You may remember, this event was originally scheduled for Feb. 2 but yucky weather forced its postponement. The state Legislature in 2004 approved SCR 66, declaring Feb. 5 to be California Western Monarch Day.
I’ve done a little research about Monarch butterflies that might pique your interest enough to come out to Mile Square that day.
Did you know Monarch butterflies are the only insects known to migrate up to 2,500 miles to get out of cold weather? That’s second only to people who annually leave North Dakota.
Millions of Monarchs make the trip down to Mexico to roost for the winter.
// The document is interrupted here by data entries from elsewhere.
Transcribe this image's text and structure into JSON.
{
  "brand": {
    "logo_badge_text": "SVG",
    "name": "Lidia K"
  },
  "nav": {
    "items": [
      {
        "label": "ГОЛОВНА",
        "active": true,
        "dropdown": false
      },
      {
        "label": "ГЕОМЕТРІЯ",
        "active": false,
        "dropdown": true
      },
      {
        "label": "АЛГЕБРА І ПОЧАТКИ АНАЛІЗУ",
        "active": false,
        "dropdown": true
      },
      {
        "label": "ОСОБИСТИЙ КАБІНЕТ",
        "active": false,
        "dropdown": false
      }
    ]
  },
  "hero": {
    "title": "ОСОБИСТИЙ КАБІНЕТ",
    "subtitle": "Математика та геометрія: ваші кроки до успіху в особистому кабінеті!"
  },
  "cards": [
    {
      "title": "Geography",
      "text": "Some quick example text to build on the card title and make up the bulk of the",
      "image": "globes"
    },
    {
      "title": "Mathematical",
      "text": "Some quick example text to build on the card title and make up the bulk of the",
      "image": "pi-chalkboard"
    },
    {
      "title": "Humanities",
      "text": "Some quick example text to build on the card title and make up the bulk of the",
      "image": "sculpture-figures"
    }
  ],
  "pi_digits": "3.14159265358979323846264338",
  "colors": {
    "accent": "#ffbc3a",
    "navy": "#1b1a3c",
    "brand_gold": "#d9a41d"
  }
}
I’m not sure how they can afford it. I sure can’t vacation in Mexico.
And did you know Monarchs are poisonous? But don’t worry. They can’t hurt a human, but there are toxins in the milkweed they eat that can be fatal to frogs and mice. For that reason, frogs and mice don’t vacation in Mexico.
Do you know how to tell a male from a female Monarch butterfly? The male usually watches football on Sunday afternoons. No, not really. Male Monarchs do have a black spot on their hind wings, though.
At any rate, back to the May 25 event: Butterfly experts will be on hand to provide information and answer questions. The event is recommended for children ages 4-12; parents are invited to bring their cameras.